By default the function returns a named list of ggplot2 objects, one per variable. If n_col or n_row is supplied the plots are instead combined into a single faceted ggplot2 object via facet_wrap.

Colour palette

When col_clusters is NULL, group colours are assigned automatically based on palette_group. The "auto" strategy selects a palette by the number of groups:

  • 1–8 groups: Okabe-Ito — colorblind-safe 8-colour palette.

  • 9–12 groups: ColorBrewer Paired — 12 colours pairing light and dark versions of 6 hues.

  • 13–21 groups: Kelly's palette (optional Polychrome package) — 21 colours of maximum perceptual contrast (white excluded). Falls back to hue_pal() with a warning if Polychrome is not installed.
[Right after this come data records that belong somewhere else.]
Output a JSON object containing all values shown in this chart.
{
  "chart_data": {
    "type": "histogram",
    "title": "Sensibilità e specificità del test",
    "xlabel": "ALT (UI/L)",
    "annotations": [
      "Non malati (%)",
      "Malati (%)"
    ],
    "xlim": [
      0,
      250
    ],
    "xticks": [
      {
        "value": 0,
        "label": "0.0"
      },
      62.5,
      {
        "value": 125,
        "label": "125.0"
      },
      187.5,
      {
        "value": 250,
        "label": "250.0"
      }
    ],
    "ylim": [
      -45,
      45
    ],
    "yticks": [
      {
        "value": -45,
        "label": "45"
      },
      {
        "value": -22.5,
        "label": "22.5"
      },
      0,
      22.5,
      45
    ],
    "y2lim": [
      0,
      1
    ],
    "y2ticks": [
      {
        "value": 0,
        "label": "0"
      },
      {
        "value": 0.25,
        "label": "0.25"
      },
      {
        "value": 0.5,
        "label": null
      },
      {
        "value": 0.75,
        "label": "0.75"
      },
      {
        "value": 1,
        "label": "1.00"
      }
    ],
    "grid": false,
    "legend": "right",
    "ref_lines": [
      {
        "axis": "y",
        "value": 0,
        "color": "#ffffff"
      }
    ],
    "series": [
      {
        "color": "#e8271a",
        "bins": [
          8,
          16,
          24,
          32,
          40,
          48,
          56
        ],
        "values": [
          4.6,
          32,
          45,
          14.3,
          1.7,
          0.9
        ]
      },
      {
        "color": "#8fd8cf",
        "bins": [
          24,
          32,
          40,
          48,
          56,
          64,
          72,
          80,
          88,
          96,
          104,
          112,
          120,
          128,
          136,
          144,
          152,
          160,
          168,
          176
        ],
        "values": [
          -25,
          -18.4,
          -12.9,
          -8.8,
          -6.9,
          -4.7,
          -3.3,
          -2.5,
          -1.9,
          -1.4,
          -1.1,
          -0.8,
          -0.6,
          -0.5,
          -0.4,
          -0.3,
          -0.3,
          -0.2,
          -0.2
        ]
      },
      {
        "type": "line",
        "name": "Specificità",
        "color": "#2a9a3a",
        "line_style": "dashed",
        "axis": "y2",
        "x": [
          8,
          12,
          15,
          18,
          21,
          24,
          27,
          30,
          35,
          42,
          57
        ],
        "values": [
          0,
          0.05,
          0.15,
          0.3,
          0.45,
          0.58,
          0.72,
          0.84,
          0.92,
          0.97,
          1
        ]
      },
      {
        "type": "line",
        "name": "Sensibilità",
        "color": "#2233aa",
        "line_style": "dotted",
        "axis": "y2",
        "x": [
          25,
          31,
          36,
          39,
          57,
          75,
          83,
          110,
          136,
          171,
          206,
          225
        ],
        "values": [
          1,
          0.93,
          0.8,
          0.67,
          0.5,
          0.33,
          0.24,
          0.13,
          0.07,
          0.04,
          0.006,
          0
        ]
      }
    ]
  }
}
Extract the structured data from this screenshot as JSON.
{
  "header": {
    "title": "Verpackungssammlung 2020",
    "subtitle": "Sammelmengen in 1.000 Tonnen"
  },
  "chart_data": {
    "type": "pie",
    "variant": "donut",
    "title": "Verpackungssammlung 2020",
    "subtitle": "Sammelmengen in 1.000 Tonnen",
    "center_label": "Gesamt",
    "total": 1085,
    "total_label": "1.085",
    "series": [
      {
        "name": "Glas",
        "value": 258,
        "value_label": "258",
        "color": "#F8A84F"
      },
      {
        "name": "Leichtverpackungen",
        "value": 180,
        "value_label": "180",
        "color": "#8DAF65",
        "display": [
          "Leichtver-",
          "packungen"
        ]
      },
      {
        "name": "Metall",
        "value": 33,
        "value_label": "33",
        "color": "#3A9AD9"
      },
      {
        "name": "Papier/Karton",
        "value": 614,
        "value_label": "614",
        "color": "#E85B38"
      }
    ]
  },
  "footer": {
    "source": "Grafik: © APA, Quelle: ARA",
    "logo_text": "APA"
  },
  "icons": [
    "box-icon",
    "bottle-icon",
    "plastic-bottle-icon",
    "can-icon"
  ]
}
  • 22–31 groups: Glasbey's palette (optional Polychrome package) — 31 algorithmically spaced colours (white excluded). Falls back to hue_pal() with a warning if Polychrome is not installed.

  • > 31 groups: hue_pal() — evenly spaced hues (a warning is issued).

Set palette_group explicitly to override the automatic selection (provided the chosen palette supports at least as many colours as there are groups).

Examples

set.seed(1)
.data <- data.frame(
  group = rep(paste0("C", 1:3), each = 20),
  var1 = c(rnorm(20, 2), rnorm(20, 0), rnorm(20, -2)),
  var2 = c(rnorm(20, -1), rnorm(20, 1), rnorm(20, 0))
)
# Default: overall + per-group density curves
plot_list <- plot_group_density(.data, group = "group")

# Overall density with group median lines only
plot_group_density(.data, group = "group", density = "overall")
#> $var1

#> 
#> $var2

#> 

# Per-group density curves only
plot_group_density(.data, group = "group", density = "cluster")
#> $var1

#> 
#> $var2

#> 

# Even-weighted overall density
plot_group_density(
  .data, group = "group", density_overall_weight = "even"
)
#> $var1

#> 
#> $var2

#> 

# Faceted plot with 2 columns
plot_group_density(.data, group = "group", n_col = 2)


# On-plot labels at density peaks
plot_group_density(.data, group = "group", density = "cluster", label = TRUE)
#> $var1

#> 
#> $var2

#> 

# Always show the legend regardless of group count
plot_group_density(.data, group = "group", legend = TRUE)
#> $var1

#> 
#> $var2

#>